Image from World Council of Churches, photo by Paul Jeffrey/Life on Earth.

Eight days are set aside for the Week of Prayer for Christian Unity (January 18-25), but there are great reasons to reflect on the observance’s call of togetherness throughout the year.

That’s the message from Dr. Dianna Wright, Director of Ecumenical and Interreligious Relations in the Office of the General Assembly. 

“It’s strategic that the week is in January, the start of each year,” Wright said. “The resources created for the week, including daily scripture recommendations, can be used at any time.”

Similarly, the observance transcends Presbyterian and Reformed communities. “We’re not in this work alone, but in it with our other religious siblings as well. The Week of Prayer for Christian Unity brings all Christian communities together in being one in Christ,” Wright said.

You can access each scripture recommendation from the website of the World Council of Churches, which has included the Presbyterian Church (U.S.A.) as a member since 1948. Other resources include an ecumenical opening prayer service, biblical reflections and other worship elements.

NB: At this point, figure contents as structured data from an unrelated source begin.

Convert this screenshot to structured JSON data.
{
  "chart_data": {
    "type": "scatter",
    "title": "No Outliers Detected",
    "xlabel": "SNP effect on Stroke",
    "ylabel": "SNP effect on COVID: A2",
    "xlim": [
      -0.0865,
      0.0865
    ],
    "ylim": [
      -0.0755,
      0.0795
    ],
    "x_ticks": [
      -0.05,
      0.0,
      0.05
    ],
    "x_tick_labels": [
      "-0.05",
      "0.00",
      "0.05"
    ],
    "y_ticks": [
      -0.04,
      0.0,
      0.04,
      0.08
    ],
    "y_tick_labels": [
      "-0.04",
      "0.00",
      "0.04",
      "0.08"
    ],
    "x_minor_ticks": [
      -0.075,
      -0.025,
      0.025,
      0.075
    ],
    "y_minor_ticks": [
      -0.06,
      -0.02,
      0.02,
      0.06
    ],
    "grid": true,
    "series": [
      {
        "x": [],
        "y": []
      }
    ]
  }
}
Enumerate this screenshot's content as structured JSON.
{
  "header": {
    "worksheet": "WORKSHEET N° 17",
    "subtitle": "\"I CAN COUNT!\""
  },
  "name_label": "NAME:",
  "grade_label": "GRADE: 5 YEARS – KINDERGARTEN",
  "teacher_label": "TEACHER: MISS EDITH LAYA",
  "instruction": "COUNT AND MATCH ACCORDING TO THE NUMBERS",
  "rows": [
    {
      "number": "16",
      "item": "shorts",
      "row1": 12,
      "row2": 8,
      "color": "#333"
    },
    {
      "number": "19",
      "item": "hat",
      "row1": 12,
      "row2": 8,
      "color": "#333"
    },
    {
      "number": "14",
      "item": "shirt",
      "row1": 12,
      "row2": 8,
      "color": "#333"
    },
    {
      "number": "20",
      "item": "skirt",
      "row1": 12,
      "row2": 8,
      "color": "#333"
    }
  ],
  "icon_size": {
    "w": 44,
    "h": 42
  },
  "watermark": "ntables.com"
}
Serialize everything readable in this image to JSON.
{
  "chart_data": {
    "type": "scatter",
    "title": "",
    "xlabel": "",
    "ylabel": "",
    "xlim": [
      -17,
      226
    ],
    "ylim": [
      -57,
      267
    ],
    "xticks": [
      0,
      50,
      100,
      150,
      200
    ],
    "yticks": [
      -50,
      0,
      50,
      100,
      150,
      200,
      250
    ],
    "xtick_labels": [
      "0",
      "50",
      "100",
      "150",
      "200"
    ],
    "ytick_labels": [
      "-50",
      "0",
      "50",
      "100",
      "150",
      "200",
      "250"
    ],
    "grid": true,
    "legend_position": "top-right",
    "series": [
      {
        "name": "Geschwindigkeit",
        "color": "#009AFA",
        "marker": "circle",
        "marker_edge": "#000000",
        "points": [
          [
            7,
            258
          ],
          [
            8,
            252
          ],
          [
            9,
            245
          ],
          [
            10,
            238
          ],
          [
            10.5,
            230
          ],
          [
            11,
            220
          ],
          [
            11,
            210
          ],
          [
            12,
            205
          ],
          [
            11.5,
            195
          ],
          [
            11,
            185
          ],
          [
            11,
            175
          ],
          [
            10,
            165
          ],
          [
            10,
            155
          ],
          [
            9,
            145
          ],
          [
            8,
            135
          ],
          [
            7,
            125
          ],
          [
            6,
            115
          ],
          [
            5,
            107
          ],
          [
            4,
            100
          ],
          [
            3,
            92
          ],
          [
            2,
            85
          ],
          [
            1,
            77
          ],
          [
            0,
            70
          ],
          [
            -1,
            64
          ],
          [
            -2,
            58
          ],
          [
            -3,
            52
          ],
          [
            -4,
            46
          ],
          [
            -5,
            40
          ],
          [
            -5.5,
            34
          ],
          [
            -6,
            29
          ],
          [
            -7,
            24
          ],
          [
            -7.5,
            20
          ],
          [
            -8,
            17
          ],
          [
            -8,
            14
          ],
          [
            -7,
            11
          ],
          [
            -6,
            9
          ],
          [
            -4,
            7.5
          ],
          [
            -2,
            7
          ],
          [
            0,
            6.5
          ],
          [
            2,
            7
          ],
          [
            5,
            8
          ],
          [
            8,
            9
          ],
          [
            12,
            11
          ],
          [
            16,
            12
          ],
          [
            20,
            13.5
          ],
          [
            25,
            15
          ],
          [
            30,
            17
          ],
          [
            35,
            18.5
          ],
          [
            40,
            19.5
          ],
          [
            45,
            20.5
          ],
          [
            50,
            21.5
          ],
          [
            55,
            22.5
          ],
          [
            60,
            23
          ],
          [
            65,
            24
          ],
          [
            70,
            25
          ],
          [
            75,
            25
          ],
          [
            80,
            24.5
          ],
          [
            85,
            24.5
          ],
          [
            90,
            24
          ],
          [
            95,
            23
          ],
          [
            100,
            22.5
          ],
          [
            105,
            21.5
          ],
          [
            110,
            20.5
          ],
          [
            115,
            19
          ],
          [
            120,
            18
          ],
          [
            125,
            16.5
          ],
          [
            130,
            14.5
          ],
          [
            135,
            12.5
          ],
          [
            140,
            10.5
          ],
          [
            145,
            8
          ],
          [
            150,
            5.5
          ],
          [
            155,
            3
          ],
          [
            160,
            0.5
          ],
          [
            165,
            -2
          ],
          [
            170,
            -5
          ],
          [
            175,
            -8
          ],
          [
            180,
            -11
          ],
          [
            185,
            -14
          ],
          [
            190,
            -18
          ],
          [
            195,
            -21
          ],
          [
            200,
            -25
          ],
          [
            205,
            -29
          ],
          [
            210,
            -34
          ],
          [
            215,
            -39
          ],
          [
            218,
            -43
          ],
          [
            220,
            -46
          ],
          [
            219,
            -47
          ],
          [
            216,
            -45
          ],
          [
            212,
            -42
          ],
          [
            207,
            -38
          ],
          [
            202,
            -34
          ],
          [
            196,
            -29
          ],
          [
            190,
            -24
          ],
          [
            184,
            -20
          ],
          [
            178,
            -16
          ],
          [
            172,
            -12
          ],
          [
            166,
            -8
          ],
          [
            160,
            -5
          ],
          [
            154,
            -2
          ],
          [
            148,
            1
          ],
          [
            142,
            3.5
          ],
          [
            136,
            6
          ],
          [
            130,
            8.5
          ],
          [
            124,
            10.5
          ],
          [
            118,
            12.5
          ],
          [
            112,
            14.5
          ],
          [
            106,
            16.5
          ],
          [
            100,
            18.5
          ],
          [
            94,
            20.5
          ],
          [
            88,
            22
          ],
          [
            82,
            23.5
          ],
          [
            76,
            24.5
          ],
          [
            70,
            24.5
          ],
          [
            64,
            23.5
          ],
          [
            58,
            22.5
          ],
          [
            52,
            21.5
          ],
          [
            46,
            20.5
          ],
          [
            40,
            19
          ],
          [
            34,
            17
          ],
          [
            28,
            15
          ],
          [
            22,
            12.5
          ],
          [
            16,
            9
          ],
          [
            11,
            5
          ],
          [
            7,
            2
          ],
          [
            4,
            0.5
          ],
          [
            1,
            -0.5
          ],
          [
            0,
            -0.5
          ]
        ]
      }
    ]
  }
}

This year’s theme is “Do good, seek justice” from Isaiah 1:17. According to the United States Conference of Catholic Bishops, the theme was selected by the Minnesota Council of Churches, USA “in the aftermath of the extrajudicial killing of George Floyd and the trial of the police officer responsible for his death.

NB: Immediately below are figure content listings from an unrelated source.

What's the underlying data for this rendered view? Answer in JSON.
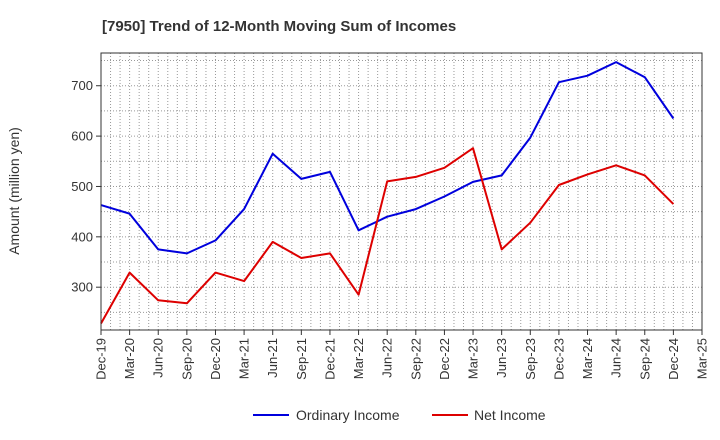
{
  "chart_data": {
    "type": "line",
    "title": "[7950]  Trend of 12-Month Moving Sum of Incomes",
    "xlabel": "",
    "ylabel": "Amount (million yen)",
    "ylim": [
      215,
      765
    ],
    "yticks": [
      300,
      400,
      500,
      600,
      700
    ],
    "grid": true,
    "legend": "bottom",
    "categories": [
      "Dec-19",
      "Mar-20",
      "Jun-20",
      "Sep-20",
      "Dec-20",
      "Mar-21",
      "Jun-21",
      "Sep-21",
      "Dec-21",
      "Mar-22",
      "Jun-22",
      "Sep-22",
      "Dec-22",
      "Mar-23",
      "Jun-23",
      "Sep-23",
      "Dec-23",
      "Mar-24",
      "Jun-24",
      "Sep-24",
      "Dec-24",
      "Mar-25"
    ],
    "series": [
      {
        "name": "Ordinary Income",
        "color": "#0000dd",
        "values": [
          463,
          446,
          375,
          367,
          393,
          455,
          565,
          515,
          529,
          413,
          440,
          455,
          480,
          509,
          522,
          597,
          707,
          720,
          747,
          717,
          635,
          null
        ]
      },
      {
        "name": "Net Income",
        "color": "#dd0000",
        "values": [
          228,
          329,
          274,
          268,
          329,
          312,
          390,
          358,
          367,
          285,
          510,
          519,
          537,
          576,
          375,
          428,
          503,
          524,
          542,
          522,
          465,
          null
        ]
      }
    ]
  }
}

“These events brought anguish, but also time for the Christian communities to contemplate ways in which they may be complicit in racial injustice. Christian unity is needed as a source of reconciliation and unity.”

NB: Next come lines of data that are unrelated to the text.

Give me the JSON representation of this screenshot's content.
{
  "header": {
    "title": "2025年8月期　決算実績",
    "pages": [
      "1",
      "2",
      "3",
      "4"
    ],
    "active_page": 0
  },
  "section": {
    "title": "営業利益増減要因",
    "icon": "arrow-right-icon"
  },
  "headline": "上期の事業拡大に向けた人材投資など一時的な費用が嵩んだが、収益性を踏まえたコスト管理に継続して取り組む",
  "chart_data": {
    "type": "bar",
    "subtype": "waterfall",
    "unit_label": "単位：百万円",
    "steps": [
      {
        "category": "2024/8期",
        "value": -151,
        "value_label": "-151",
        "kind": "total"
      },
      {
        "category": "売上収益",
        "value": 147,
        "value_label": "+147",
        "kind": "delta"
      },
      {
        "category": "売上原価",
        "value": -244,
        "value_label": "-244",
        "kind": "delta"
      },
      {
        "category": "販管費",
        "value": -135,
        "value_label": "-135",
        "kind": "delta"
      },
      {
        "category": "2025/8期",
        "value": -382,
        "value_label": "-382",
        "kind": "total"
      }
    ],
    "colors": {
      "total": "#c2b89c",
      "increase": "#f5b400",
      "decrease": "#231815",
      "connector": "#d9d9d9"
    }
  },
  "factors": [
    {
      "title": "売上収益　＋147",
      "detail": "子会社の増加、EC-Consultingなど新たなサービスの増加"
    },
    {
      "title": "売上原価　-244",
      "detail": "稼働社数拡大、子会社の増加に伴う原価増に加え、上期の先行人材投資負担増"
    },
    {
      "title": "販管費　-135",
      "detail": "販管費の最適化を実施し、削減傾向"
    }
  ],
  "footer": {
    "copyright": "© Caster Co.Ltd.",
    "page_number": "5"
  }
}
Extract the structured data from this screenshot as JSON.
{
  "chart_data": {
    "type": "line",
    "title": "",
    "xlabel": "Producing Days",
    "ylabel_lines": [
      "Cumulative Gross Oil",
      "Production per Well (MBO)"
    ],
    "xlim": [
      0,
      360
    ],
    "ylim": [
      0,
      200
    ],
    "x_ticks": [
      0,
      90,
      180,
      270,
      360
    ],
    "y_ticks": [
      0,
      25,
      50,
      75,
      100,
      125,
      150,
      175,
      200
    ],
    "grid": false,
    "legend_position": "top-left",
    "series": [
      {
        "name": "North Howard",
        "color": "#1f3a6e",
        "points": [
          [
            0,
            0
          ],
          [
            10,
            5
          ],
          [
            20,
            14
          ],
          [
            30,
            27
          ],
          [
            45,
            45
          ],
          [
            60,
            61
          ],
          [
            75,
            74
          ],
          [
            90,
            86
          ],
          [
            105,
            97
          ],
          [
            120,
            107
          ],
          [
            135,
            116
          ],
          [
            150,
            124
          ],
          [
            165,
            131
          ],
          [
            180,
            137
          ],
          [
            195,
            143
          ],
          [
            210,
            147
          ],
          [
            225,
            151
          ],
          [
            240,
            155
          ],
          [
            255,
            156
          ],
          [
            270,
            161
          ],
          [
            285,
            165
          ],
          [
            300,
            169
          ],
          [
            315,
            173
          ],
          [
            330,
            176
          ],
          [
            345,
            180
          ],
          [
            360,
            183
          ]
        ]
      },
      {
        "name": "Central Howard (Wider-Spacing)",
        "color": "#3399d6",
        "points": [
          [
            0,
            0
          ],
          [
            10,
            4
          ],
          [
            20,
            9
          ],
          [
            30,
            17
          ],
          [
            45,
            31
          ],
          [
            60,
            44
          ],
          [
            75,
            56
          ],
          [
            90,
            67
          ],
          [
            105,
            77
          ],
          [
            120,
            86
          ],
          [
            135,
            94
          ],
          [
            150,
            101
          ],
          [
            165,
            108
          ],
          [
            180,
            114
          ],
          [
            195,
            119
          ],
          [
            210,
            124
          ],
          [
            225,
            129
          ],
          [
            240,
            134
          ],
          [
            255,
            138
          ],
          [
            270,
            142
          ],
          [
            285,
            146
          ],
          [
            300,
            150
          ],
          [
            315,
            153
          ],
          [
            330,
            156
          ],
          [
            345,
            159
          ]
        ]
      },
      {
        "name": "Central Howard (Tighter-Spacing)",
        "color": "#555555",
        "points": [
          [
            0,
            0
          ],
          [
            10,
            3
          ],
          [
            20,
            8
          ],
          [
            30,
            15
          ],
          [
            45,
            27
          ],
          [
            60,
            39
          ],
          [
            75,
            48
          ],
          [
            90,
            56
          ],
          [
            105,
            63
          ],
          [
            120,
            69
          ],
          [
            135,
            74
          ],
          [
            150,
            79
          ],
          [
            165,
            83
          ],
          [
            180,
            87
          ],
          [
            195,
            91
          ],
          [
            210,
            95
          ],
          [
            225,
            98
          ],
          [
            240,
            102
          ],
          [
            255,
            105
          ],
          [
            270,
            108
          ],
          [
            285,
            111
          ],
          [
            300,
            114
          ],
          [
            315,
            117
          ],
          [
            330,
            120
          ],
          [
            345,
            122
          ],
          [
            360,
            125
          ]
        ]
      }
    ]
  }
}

Wright noted that justice is something all Abrahamic faiths are called to work on. “If we’re working on it only as Christians there is a gap between faiths and traditions.”

Although the call to justice is shared, different denominations and religions interpret it differently. Unity comes from accepting differences as well as commonalities.

Wright’s own practice is to reflect on scripture selected for the Prayer for Week of Christian Unity until Lent. She noted that the scripture recommendations could be used for Bible studies or to begin eight weeks of session meetings, for example.

Ecumenical and interreligious collaboration around the world is the work of Wright and the Presbyterian Church (U.S.A.) in every season. During last summer’s 225th General Assembly, a resolution denouncing antisemitism and Islamophobia was approved amid a rise in religious intolerance and violence. In February, Wright and Co-Moderator of the 225th General Assembly the Rev. Shavon Starling-Louis will represent the PC(USA) on an ecumenical peace journey to South Sudan.

Wright said that the Prayer for Christian Unity resources will provide a “good opportunity to reflect on values of loving your neighbor and being one in Christ” prior to the trip to South Sudan. Once there, she and Starling-Louis will join other Christian leaders including the Pope, the Archbishop of Canterbury, and the Moderator of the General Assembly of the Church of Scotland as well as representatives from the Evangelical Presbyterian Church of South Sudan, the Presbyterian Church of South Sudan and the Anglican Community of South Sudan.

Wright and Starling-Louis will also be joined by PC(USA) mission co-workers Jeff Boyd and Sharon Kandel.